Besides internal data, you can find good data about cyber events and losses by industry in public sources though it can take some hunting around. Get suggestions from these two FAIR Institute blog posts:
How to Find Data for Every One of the FAIR Factors
Analyst should work in ranges to estimate the different factors to capture all potential values. FAIR methodology recommends that ranges should aim for accuracy with a useful degree of precision. Those new to quantitative cyber risk analysis are encouraged to work in wide ranges which is still a far superior approach to the “finger in the air” method. The historical data of an organization and its industry and the use of ranges are a great way to begin quantified analysis of both known risks and cyber events the organization has not yet seen.
TIP: You can conduct limited FAIR analysis on the free, open-source FAIR-U tool from the FAIR Institute.
Fulfill Reporting Requirements from Leadership
Reporting analysis results to leadership should be done in dollars and cents instead of subjective terminology. The reporting does not need to be beautiful beyond belief but should effectively communicate analysis results based on quantitative metrics that leadership already knows. Furthermore, the analysis and the reports should focus on the risks that matter most to the organization’s mission.
If leadership is most comfortable receiving reporting in ordinal scales, analysts should be able to clearly define in dollars and cents the metrics behind those scales. The risk analyst should discuss with leadership how they would define “medium” in quantitative terms, for instance a range of $500K to $3M, before continuing to present in high/medium/low terms.

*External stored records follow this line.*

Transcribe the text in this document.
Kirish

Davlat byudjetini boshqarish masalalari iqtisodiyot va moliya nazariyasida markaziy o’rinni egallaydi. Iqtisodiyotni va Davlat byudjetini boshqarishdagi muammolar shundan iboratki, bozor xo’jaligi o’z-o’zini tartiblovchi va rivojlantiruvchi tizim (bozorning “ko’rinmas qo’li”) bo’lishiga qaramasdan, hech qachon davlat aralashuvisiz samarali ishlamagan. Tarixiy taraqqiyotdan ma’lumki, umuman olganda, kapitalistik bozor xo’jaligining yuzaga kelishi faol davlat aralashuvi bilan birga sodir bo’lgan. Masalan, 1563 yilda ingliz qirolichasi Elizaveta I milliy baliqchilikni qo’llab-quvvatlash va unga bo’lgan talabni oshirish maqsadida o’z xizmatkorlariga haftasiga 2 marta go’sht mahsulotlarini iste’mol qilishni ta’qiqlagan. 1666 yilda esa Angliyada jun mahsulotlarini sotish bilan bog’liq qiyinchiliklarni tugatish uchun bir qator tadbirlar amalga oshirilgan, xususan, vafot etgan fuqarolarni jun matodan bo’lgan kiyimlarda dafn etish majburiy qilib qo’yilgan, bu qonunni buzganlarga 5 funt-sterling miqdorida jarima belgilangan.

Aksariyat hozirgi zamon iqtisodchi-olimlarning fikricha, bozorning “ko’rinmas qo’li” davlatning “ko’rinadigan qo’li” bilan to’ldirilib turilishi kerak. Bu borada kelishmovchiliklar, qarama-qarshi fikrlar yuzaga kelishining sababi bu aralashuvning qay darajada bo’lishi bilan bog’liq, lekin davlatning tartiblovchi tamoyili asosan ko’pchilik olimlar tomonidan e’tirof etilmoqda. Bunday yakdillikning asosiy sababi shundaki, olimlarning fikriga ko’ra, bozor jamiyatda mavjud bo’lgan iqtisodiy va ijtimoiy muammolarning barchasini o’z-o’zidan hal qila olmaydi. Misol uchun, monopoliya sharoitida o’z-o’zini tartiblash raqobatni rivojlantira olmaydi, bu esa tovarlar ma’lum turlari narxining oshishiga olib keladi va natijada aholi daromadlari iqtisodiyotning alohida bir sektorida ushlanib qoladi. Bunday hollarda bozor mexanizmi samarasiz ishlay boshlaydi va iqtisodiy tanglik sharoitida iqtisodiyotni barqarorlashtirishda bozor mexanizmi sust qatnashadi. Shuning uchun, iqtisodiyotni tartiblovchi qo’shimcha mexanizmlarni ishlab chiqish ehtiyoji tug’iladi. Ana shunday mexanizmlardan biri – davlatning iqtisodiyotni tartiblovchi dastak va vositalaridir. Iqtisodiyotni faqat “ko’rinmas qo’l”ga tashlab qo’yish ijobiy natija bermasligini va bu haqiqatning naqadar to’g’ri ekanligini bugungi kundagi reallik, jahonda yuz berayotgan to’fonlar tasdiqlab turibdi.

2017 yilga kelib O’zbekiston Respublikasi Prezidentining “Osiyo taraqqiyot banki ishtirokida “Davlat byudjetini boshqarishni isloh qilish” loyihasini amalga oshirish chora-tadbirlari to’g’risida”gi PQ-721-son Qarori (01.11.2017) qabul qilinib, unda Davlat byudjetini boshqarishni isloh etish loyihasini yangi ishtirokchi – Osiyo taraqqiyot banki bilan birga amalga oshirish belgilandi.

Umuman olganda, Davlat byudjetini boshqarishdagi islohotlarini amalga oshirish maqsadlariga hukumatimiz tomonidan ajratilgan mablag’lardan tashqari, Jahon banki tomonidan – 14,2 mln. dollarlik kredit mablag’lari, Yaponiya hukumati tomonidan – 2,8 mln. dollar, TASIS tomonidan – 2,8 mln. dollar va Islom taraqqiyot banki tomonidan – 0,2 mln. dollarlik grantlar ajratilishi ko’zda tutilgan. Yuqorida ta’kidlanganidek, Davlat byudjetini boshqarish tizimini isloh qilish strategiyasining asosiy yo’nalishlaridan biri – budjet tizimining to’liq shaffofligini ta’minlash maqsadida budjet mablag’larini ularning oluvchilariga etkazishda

Learn more: Qualitative vs. Quantitative Analysis for Cyber Risk: What’s the Difference?
Improve Decision Making
Using a common language and reporting with financial, quantitative values will only improve decision making. For example, an organization was looking at implementing a certain control but were not clear if it was a good investment. Upon completion of the analysis, the leadership of the organization was immediately able to see that the implementation of the control could be justified for return on investment. Organizations can gain an enhanced understanding of the risk exposure they would face from a cyber or operational event and the risk reduction from investment in a control and can be better prepared to budget, respond, and mitigate the event once it happens and prevent it from occurring again.